CYPRIOTS returning from Lebanon early yesterday spoke of their fear and relief after their night-long ordeal travelling from Beirut to Damascus ended on a Cyprus Airways plane home.
A special flight chartered by the government arrived in Larnaca at 6.30am yesterday, carrying 102 Cypriots, six Britons, four Czechs, two French nationals and one American citizen who had been stranded in Beirut, which is under attack by Israel.
The Foreign Ministry crisis team had been working around the clock to locate and evacuate Cypriots holidaying or living in Lebanon after Israel bombed Beirut airport early on Thursday morning.
Lebanon is now under an air, land and sea blockade by Israel, which has destroyed main roads and bridges that allow access to the country.
Two busloads of Cypriots and other nationals had been due to travel to Syria on the main Beirut-Damascus road on Thursday night to catch the special CY flight at around 11pm.
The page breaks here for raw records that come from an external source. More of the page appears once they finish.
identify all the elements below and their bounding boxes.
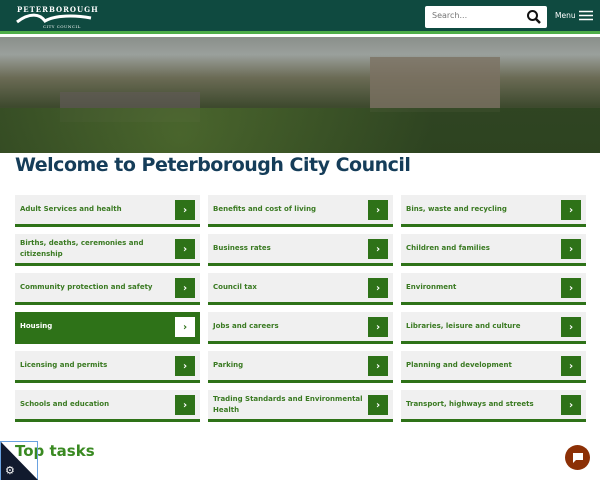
chevron-right-icon[interactable]: › xyxy=(561,395,581,415)
service-link[interactable]: Schools and education › xyxy=(15,390,200,422)
service-link[interactable]: Licensing and permits › xyxy=(15,351,200,383)
service-label: Benefits and cost of living xyxy=(213,205,317,213)
chevron-right-icon[interactable]: › xyxy=(368,278,388,298)
search-icon[interactable] xyxy=(526,9,542,25)
chevron-right-icon[interactable]: › xyxy=(175,395,195,415)
service-label: Children and families xyxy=(406,244,490,252)
service-label: Schools and education xyxy=(20,400,110,408)
chevron-right-icon[interactable]: › xyxy=(561,200,581,220)
service-label: Bins, waste and recycling xyxy=(406,205,507,213)
chevron-right-icon[interactable]: › xyxy=(368,317,388,337)
menu-button[interactable]: Menu xyxy=(555,10,593,21)
service-link[interactable]: Adult Services and health › xyxy=(15,195,200,227)
logo-text-bottom: CITY COUNCIL xyxy=(43,24,81,29)
chat-icon xyxy=(572,452,583,463)
service-link[interactable]: Jobs and careers › xyxy=(208,312,393,344)
service-label: Planning and development xyxy=(406,361,512,369)
chevron-right-icon[interactable]: › xyxy=(175,200,195,220)
service-label: Adult Services and health xyxy=(20,205,122,213)
service-label: Trading Standards and Environmental Heal… xyxy=(213,394,363,414)
cookie-settings-button[interactable]: ⚙ xyxy=(0,441,38,480)
chevron-right-icon[interactable]: › xyxy=(175,356,195,376)
service-label: Parking xyxy=(213,361,244,369)
service-link[interactable]: Housing › xyxy=(15,312,200,344)
service-label: Business rates xyxy=(213,244,271,252)
service-link[interactable]: Trading Standards and Environmental Heal… xyxy=(208,390,393,422)
service-link[interactable]: Parking › xyxy=(208,351,393,383)
chevron-right-icon[interactable]: › xyxy=(175,317,195,337)
service-label: Council tax xyxy=(213,283,257,291)
service-link[interactable]: Benefits and cost of living › xyxy=(208,195,393,227)
page-title: Welcome to Peterborough City Council xyxy=(15,154,411,176)
logo-swoosh-icon xyxy=(16,13,92,24)
service-link[interactable]: Births, deaths, ceremonies and citizensh… xyxy=(15,234,200,266)
service-label: Community protection and safety xyxy=(20,283,153,291)
service-label: Transport, highways and streets xyxy=(406,400,534,408)
search-input[interactable] xyxy=(432,11,522,20)
service-label: Jobs and careers xyxy=(213,322,279,330)
service-link[interactable]: Community protection and safety › xyxy=(15,273,200,305)
service-link[interactable]: Business rates › xyxy=(208,234,393,266)
chevron-right-icon[interactable]: › xyxy=(175,239,195,259)
services-grid: Adult Services and health › Benefits and c… xyxy=(15,195,586,422)
service-label: Libraries, leisure and culture xyxy=(406,322,521,330)
gear-icon: ⚙ xyxy=(5,464,15,477)
chevron-right-icon[interactable]: › xyxy=(175,278,195,298)
service-label: Births, deaths, ceremonies and citizensh… xyxy=(20,238,144,258)
chevron-right-icon[interactable]: › xyxy=(368,395,388,415)
council-logo[interactable]: PETERBOROUGH CITY COUNCIL xyxy=(15,4,98,32)
hero-image xyxy=(0,37,600,153)
service-link[interactable]: Bins, waste and recycling › xyxy=(401,195,586,227)
menu-label: Menu xyxy=(555,11,576,20)
chevron-right-icon[interactable]: › xyxy=(561,356,581,376)
chevron-right-icon[interactable]: › xyxy=(561,239,581,259)
service-label: Environment xyxy=(406,283,457,291)
service-link[interactable]: Libraries, leisure and culture › xyxy=(401,312,586,344)
service-label: Licensing and permits xyxy=(20,361,108,369)
service-link[interactable]: Children and families › xyxy=(401,234,586,266)
hamburger-icon xyxy=(578,10,593,21)
chat-button[interactable] xyxy=(565,445,590,470)
service-link[interactable]: Planning and development › xyxy=(401,351,586,383)
site-header: PETERBOROUGH CITY COUNCIL Menu xyxy=(0,0,600,34)
chevron-right-icon[interactable]: › xyxy=(561,278,581,298)
service-link[interactable]: Environment › xyxy=(401,273,586,305)
chevron-right-icon[interactable]: › xyxy=(368,239,388,259)
search-box xyxy=(425,6,547,28)
service-link[interactable]: Transport, highways and streets › xyxy=(401,390,586,422)
service-link[interactable]: Council tax › xyxy=(208,273,393,305)
chevron-right-icon[interactable]: › xyxy=(561,317,581,337)
service-label: Housing xyxy=(20,322,53,330)
chevron-right-icon[interactable]: › xyxy=(368,200,388,220)
chevron-right-icon[interactable]: › xyxy=(368,356,388,376)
However, given the amount of other traffic on the road, and the risk that it would be attacked by the Israeli air force, the passengers were taken on a 300-mile detour to enter Syria. They left Beirut at 6pm on Thursday and did not arrive in Damascus until 4am. Israeli aircraft did strike the main highway linking Beirut to Damascus shortly after midnight.
Passengers were relieved to arrive back in Cyprus and had nothing but praise for the Foreign Ministry and the Cypriot embassies in Beirut and in Damascus.
“We are grateful to the embassies and to the Foreign Ministry,” one woman told reporters at Larnaca Airport. “I have some friends from other countries in Lebanon and no one was interested in whether they were OK or not.”
“My house in Beirut is quite high up and I saw the fire and the smoke from the bombing,” said a second woman. “We couldn’t find a taxi to leave to go to the embassy so a friend took us there. I haven’t slept for two days trying to think of a way to send my three daughters back to Cyprus. Thank God we are here now.”
Foreign Ministry Permanent Secretary Sotos Zacheos said there was still a Cypriot family of five stranded in southern Lebanon, a Hezbollah stronghold which has come under heavy fire by the Israelis.
Zacheos said that with the state of roads and bridges in the area, evacuating the family would be difficult.
“We will continue our efforts to see how we can get them out of a very difficult situation, since the area is cut off with battered roads and bridges,” he said.
Zacheos said Thursday night’s evacuation had been a success. “The buses took a northern route instead of going southwards for security reasons,” he said. “The journey was very long and it took a lot of effort to ensure that these persons would be taken safely to Damascus.”
Another 20 Cypriots were yesterday due to be evacuated to Athens, along with 60 Greek nationals after the Greek government said it had chartered an Olympic Airways plane and was ready to fly it to Jordan to pick up Greek and EU nationals.